Tuesday, September 01, 2009

Zondervan Announces Revision of NIV

The good ol' NIV will be revised in an announcement according to Zondervan. The updated NIV will be available in 2011.

5 comments:

Ros said...

Well, I guess Zondervan have to keep their profits up somehow.

Matt Viney said...

I actually quite liked the TNIV. Alot of the American critics reacted so harshly (and dare I say, irrationally) to the TNIV - claiming it to be a cultural sell-out. I don't that's a fair criticism, especially when many of these critics are pushing the ESV, which is full of archaic idiom and clunky phrasing which makes it harder to read and understand - especially when you live in a post-Christian secularised society. Don't get me wrong, I like the ESV, but we need a bible translation that communicates the MEANING of the text clearly. There are many places in the ESV where I need to translate the translation before I can explain it to someone! Striking the balance between formal and dynamic equivalence is very hard to do, but I think the TNIV got it more right than wrong. Whatever they do with the latest update of NIV, I hope they check with Focus on Family before they print it. It could save another big "product recall".

pennoyer said...

It's not so much about profits perhaps, but the fact that the roll-out of the previous revision (what became the TNIV) was so botched that it requires what sounds like a "do-over". It's too bad because I thought the TNIV was a good translation overall. (I guess the past tense is appropriate now.)

Ray

EricW said...

Well, for one, I hope they change the text of 1 Cor 7:1 to be in line with the TNIV and the NIV footnote! :^D

DeeCee said...

I actually really liked the TNIV and even in some ways what it represented -- the vehement opposition to it from conservative evangelicals (especially the PCA and SBC) and the fact that mainline liberals would never use it either probably indicates that the Committee really got some things right!

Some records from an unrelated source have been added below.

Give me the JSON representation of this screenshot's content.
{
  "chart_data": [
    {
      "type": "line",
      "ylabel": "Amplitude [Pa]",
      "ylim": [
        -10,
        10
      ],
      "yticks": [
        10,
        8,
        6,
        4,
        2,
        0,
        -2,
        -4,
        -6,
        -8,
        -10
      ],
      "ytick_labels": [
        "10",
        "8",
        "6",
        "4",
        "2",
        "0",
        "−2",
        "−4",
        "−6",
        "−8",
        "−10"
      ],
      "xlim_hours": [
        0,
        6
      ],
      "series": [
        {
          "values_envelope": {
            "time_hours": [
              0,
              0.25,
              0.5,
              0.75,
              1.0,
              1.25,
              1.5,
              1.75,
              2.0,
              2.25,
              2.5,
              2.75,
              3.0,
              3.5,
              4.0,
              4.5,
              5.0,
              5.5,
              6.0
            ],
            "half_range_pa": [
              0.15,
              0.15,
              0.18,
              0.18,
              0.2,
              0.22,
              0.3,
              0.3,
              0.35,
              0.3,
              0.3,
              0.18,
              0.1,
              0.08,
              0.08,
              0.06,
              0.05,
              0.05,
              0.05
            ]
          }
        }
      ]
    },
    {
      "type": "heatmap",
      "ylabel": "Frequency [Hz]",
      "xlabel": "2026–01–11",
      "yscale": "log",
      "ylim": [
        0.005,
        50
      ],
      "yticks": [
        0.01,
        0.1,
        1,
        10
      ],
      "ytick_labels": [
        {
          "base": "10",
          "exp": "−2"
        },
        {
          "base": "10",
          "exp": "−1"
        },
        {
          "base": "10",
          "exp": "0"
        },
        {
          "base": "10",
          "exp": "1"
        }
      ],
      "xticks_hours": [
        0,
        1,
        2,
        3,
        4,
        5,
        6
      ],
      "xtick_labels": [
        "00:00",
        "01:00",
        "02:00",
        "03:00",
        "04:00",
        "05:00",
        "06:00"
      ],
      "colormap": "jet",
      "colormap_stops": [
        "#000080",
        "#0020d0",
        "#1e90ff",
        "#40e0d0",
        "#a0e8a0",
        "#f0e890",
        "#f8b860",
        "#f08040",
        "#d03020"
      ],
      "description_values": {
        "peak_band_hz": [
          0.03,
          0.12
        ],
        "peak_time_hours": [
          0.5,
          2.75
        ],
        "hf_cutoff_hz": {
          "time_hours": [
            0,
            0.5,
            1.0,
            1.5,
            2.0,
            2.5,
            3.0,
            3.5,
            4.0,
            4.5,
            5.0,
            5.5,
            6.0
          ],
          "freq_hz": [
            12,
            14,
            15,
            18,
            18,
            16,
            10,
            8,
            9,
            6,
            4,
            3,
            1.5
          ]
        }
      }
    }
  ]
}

NOW the Committee is in a culturally captive bind. If they try too hard to make it conservative and complementarian compatible will they really be able to maintain their scholastic integrity and will it even be an improvement over the original NIV? On the flip side, if they don't capitulate to the demands of the conservatives -- the NIV will become what the TNIV now is, a niche translation used mostly by egalitarian evangelicals. I'm sure promoters of the ESV are licking their chops.